Traducción del inglés a cargo de
Laura Naranjo y Carmen Torres García


impedimentaebook

Primera parte

Capítulo 1

Hay personas que son simples por haber vivido demasiado tiempo con los pies en la tierra y otras que lo son por haberse mantenido siempre al margen del mundo.
La señorita Hilda Baker no era una mujer ni inteligente ni sofisticada, pero llevaba veintiún años ganándose la vida en el taller de una pequeña firma de patrones de moda en el West End londinense, se compraba la ropa en grandes almacenes y gastaba una parte de las tres libras y quince chelines que ganaba a la semana en acudir a los más famosos teatros de Londres.
Pero aunque estuviera rodeada de museos y galerías de arte, lugares donde relajarse o sitios históricos que visitar, la señorita Baker vivía como un ratón en su ratonera y llevaba veintiún años yendo y viniendo de su casa al taller de Reubens House, en el Strand, sin que su rostro moreno hubiera sufrido demasiado los estragos del tiempo.

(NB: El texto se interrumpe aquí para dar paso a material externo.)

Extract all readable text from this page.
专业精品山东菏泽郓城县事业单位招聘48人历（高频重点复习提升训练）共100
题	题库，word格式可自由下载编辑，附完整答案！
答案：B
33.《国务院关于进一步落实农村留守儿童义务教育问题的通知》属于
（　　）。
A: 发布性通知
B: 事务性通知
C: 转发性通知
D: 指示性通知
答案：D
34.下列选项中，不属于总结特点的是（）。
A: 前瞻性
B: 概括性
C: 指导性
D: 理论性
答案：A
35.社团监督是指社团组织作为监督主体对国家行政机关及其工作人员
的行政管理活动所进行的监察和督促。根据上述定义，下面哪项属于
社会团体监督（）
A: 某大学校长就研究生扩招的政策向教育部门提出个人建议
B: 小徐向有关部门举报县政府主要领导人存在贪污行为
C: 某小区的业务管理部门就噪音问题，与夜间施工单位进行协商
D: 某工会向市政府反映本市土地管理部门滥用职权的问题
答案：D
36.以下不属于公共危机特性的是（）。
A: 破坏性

Vestía con un pulcro mal gusto y le encantaba lucir feos sombreritos y pequeños collares igualmente espantosos. Procuraba arreglarse mucho, pues decía que en los negocios era necesario invertir en uno mismo para tener un aspecto elegante y que las mujeres se debían a sí mismas el ponerse guapas; cada temporada planeaba su nuevo guardarropa y, aunque nunca llegaba a comprar nada, disfrutaba con los preparativos.

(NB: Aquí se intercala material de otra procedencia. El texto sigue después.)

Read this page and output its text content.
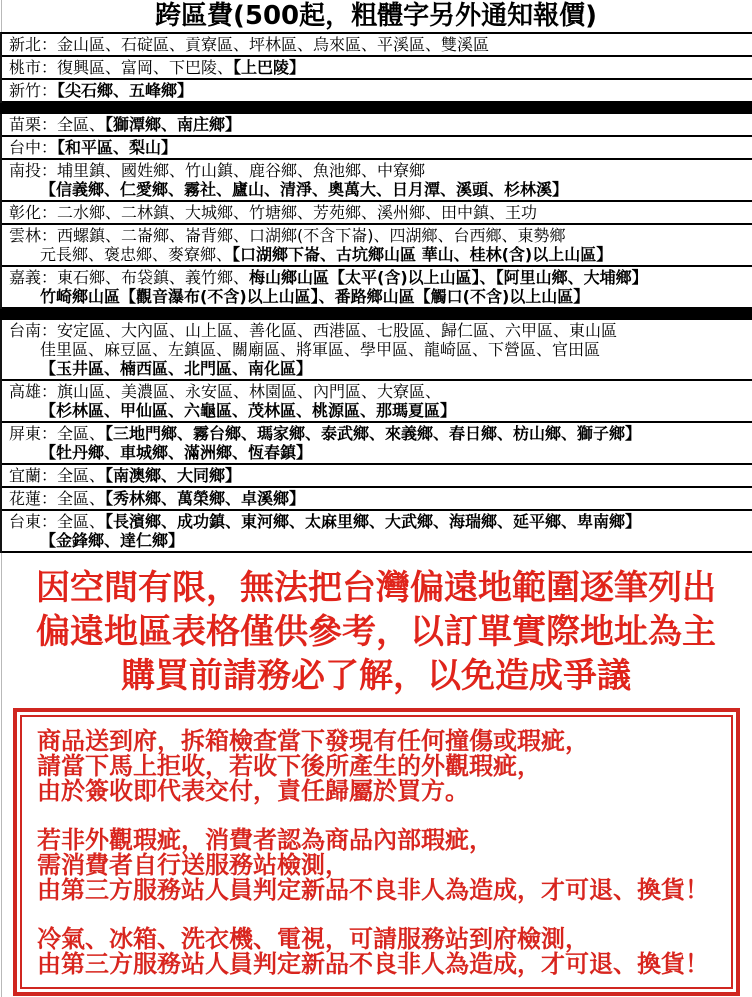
跨區費(500起，粗體字另外通知報價)
新北：金山區、石碇區、貢寮區、坪林區、烏來區、平溪區、雙溪區
桃市：復興區、富岡、下巴陵、【上巴陵】
新竹：【尖石鄉、五峰鄉】
苗栗：全區、【獅潭鄉、南庄鄉】
台中：【和平區、梨山】
南投：埔里鎮、國姓鄉、竹山鎮、鹿谷鄉、魚池鄉、中寮鄉
【信義鄉、仁愛鄉、霧社、廬山、清淨、奧萬大、日月潭、溪頭、杉林溪】
彰化：二水鄉、二林鎮、大城鄉、竹塘鄉、芳苑鄉、溪州鄉、田中鎮、王功
雲林：西螺鎮、二崙鄉、崙背鄉、口湖鄉(不含下崙)、四湖鄉、台西鄉、東勢鄉
元長鄉、褒忠鄉、麥寮鄉、【口湖鄉下崙、古坑鄉山區 華山、桂林(含)以上山區】
嘉義：東石鄉、布袋鎮、義竹鄉、梅山鄉山區【太平(含)以上山區】、【阿里山鄉、大埔鄉】
竹崎鄉山區【觀音瀑布(不含)以上山區】、番路鄉山區【觸口(不含)以上山區】
台南：安定區、大內區、山上區、善化區、西港區、七股區、歸仁區、六甲區、東山區
佳里區、麻豆區、左鎮區、關廟區、將軍區、學甲區、龍崎區、下營區、官田區
【玉井區、楠西區、北門區、南化區】
高雄：旗山區、美濃區、永安區、林園區、內門區、大寮區、
【杉林區、甲仙區、六龜區、茂林區、桃源區、那瑪夏區】
屏東：全區、【三地門鄉、霧台鄉、瑪家鄉、泰武鄉、來義鄉、春日鄉、枋山鄉、獅子鄉】
【牡丹鄉、車城鄉、滿洲鄉、恆春鎮】
宜蘭：全區、【南澳鄉、大同鄉】
花蓮：全區、【秀林鄉、萬榮鄉、卓溪鄉】
台東：全區、【長濱鄉、成功鎮、東河鄉、太麻里鄉、大武鄉、海瑞鄉、延平鄉、卑南鄉】
【金鋒鄉、達仁鄉】
因空間有限，無法把台灣偏遠地範圍逐筆列出
偏遠地區表格僅供參考，以訂單實際地址為主
購買前請務必了解，以免造成爭議
商品送到府，拆箱檢查當下發現有任何撞傷或瑕疵，
請當下馬上拒收，若收下後所產生的外觀瑕疵，
由於簽收即代表交付，責任歸屬於買方。
若非外觀瑕疵，消費者認為商品內部瑕疵，
需消費者自行送服務站檢測，
由第三方服務站人員判定新品不良非人為造成，才可退、換貨！
冷氣、冰箱、洗衣機、電視，可請服務站到府檢測，
由第三方服務站人員判定新品不良非人為造成，才可退、換貨！
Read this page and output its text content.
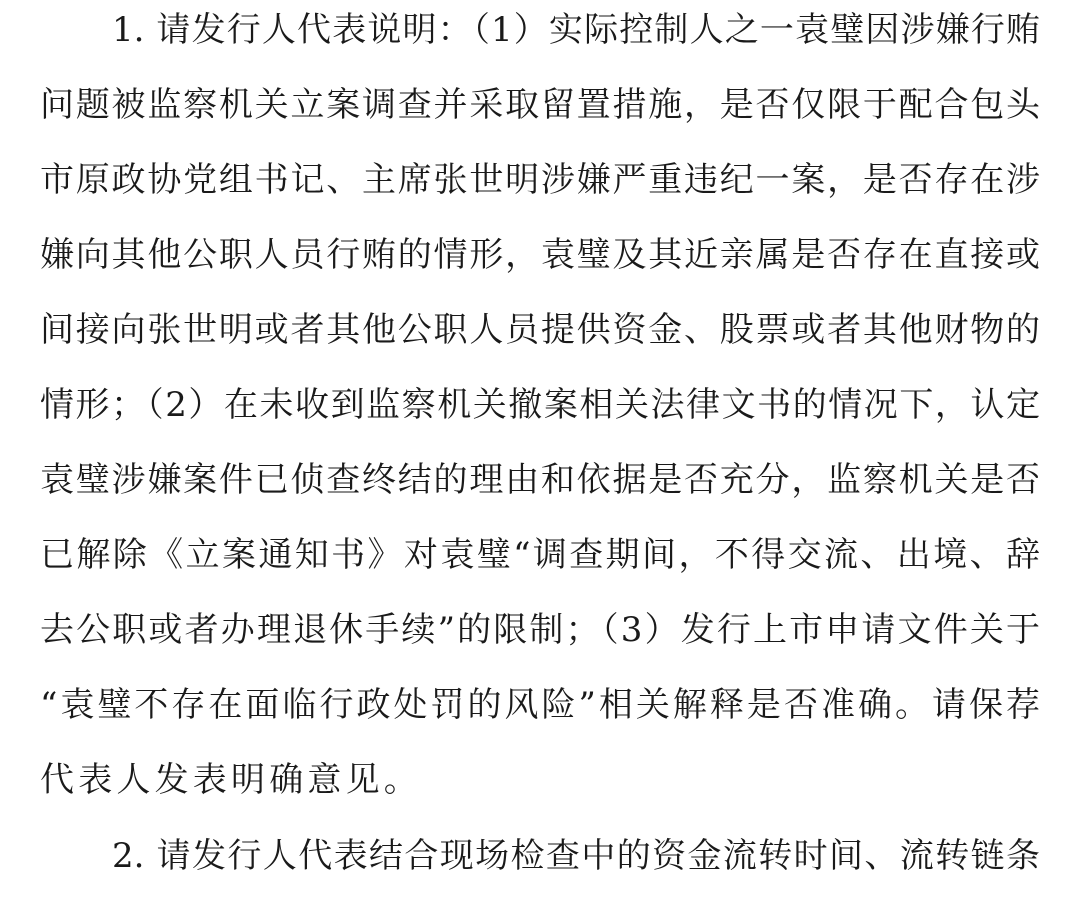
1. 请发行人代表说明：（1）实际控制人之一袁璧因涉嫌行贿
问题被监察机关立案调查并采取留置措施，是否仅限于配合包头
市原政协党组书记、主席张世明涉嫌严重违纪一案，是否存在涉
嫌向其他公职人员行贿的情形，袁璧及其近亲属是否存在直接或
间接向张世明或者其他公职人员提供资金、股票或者其他财物的
情形；（2）在未收到监察机关撤案相关法律文书的情况下，认定
袁璧涉嫌案件已侦查终结的理由和依据是否充分，监察机关是否
已解除《立案通知书》对袁璧“调查期间，不得交流、出境、辞
去公职或者办理退休手续”的限制；（3）发行上市申请文件关于
“袁璧不存在面临行政处罚的风险”相关解释是否准确。请保荐
代表人发表明确意见。
2. 请发行人代表结合现场检查中的资金流转时间、流转链条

La señorita Baker no soñaba en secreto con la belleza ni con el amor ni ansiaba una vida más plena. Nunca había paseado por bonitos jardines que no fueran parques públicos ni había besado apasionadamente a un hombre en los labios. Nunca pensaba en Dios y apenas se interesaba por cuestiones de sexo o de reproducción. Como era huérfana y tenía pocos amigos, vivía en una habitación alquilada.
La gente sensible e inteligente se negará a creer que la señorita Baker pudiera ser feliz. Sin embargo, lo era.

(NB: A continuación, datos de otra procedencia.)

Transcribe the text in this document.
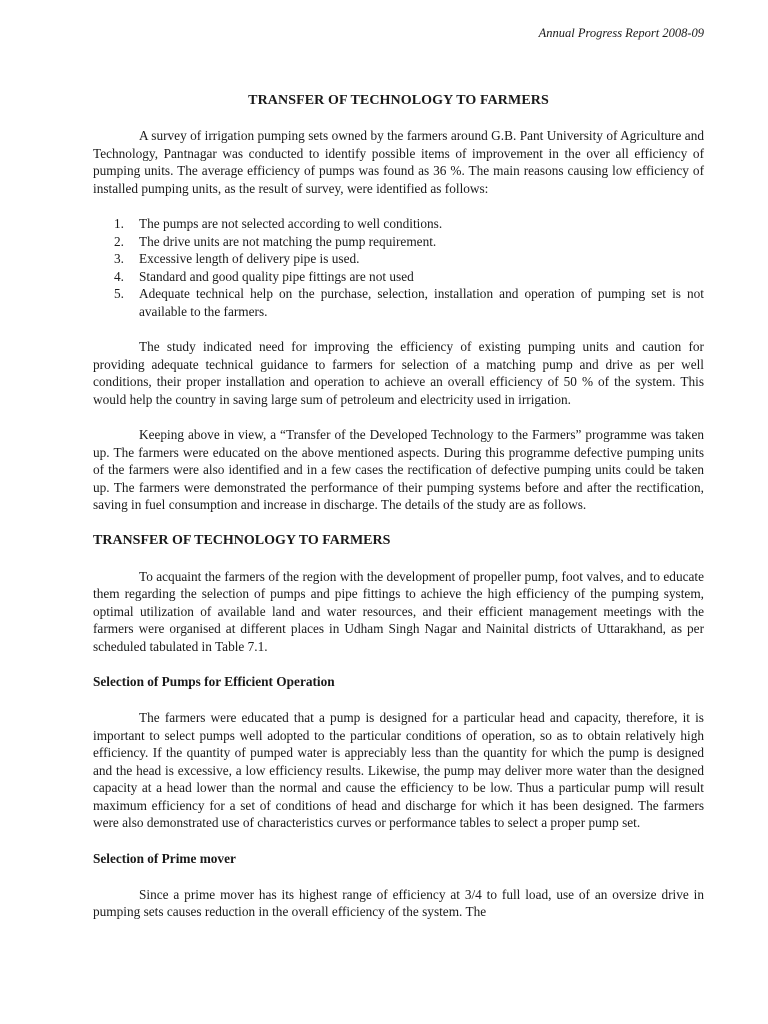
Annual Progress Report 2008-09
TRANSFER OF TECHNOLOGY TO FARMERS

A survey of irrigation pumping sets owned by the farmers around G.B. Pant University of Agriculture and Technology, Pantnagar was conducted to identify possible items of improvement in the over all efficiency of pumping units. The average efficiency of pumps was found as 36 %. The main reasons causing low efficiency of installed pumping units, as the result of survey, were identified as follows:

1. The pumps are not selected according to well conditions.
2. The drive units are not matching the pump requirement.
3. Excessive length of delivery pipe is used.
4. Standard and good quality pipe fittings are not used
5. Adequate technical help on the purchase, selection, installation and operation of pumping set is not available to the farmers.

The study indicated need for improving the efficiency of existing pumping units and caution for providing adequate technical guidance to farmers for selection of a matching pump and drive as per well conditions, their proper installation and operation to achieve an overall efficiency of 50 % of the system. This would help the country in saving large sum of petroleum and electricity used in irrigation.

Keeping above in view, a “Transfer of the Developed Technology to the Farmers” programme was taken up. The farmers were educated on the above mentioned aspects. During this programme defective pumping units of the farmers were also identified and in a few cases the rectification of defective pumping units could be taken up. The farmers were demonstrated the performance of their pumping systems before and after the rectification, saving in fuel consumption and increase in discharge. The details of the study are as follows.

TRANSFER OF TECHNOLOGY TO FARMERS

To acquaint the farmers of the region with the development of propeller pump, foot valves, and to educate them regarding the selection of pumps and pipe fittings to achieve the high efficiency of the pumping system, optimal utilization of available land and water resources, and their efficient management meetings with the farmers were organised at different places in Udham Singh Nagar and Nainital districts of Uttarakhand, as per scheduled tabulated in Table 7.1.

Selection of Pumps for Efficient Operation

The farmers were educated that a pump is designed for a particular head and capacity, therefore, it is important to select pumps well adopted to the particular conditions of operation, so as to obtain relatively high efficiency. If the quantity of pumped water is appreciably less than the quantity for which the pump is designed and the head is excessive, a low efficiency results. Likewise, the pump may deliver more water than the designed capacity at a head lower than the normal and cause the efficiency to be low. Thus a particular pump will result maximum efficiency for a set of conditions of head and discharge for which it has been designed. The farmers were also demonstrated use of characteristics curves or performance tables to select a proper pump set.

Selection of Prime mover

Since a prime mover has its highest range of efficiency at 3/4 to full load, use of an oversize drive in pumping sets causes reduction in the overall efficiency of the system. The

Durante aquellos veintiún años se las había arreglado para ahorrar ciento ochenta libras de un salario que había ido aumentando progresivamente de ocho chelines (cuando sus padres aún vivían) a tres libras y quince chelines a la semana. Más tarde, cuando tenía treinta y ocho años, un tío que era propietario de un pequeño colmado murió y le dejó en herencia doscientas libras, que ella no dudó en ingresar en su cuenta de ahorros y de las que prácticamente se olvidó al no saber en qué emplearlas.
A la señorita Baker, trescientas ochenta libras le parecían una fortuna (y, sin duda, lo eran, si uno deja de pensar frívolamente en el dinero y repara en que esa cantidad es suficiente para proporcionarle a uno techo y comida durante mucho tiempo).
—Estoy bastante preocupada —le dijo la señorita Baker a su amiga la señorita Worrall, la encargada del taller, cuando ambas estaban sentadas en el Lyons Corner House de Charing Cross un sábado por la tarde, varias semanas después de Navidad, tras haber asistido a una representación de Ronald Colman en el Tivoli—. Trescientas ochenta libras es mucho dinero. Creo que tendría que hacer algo con ellas.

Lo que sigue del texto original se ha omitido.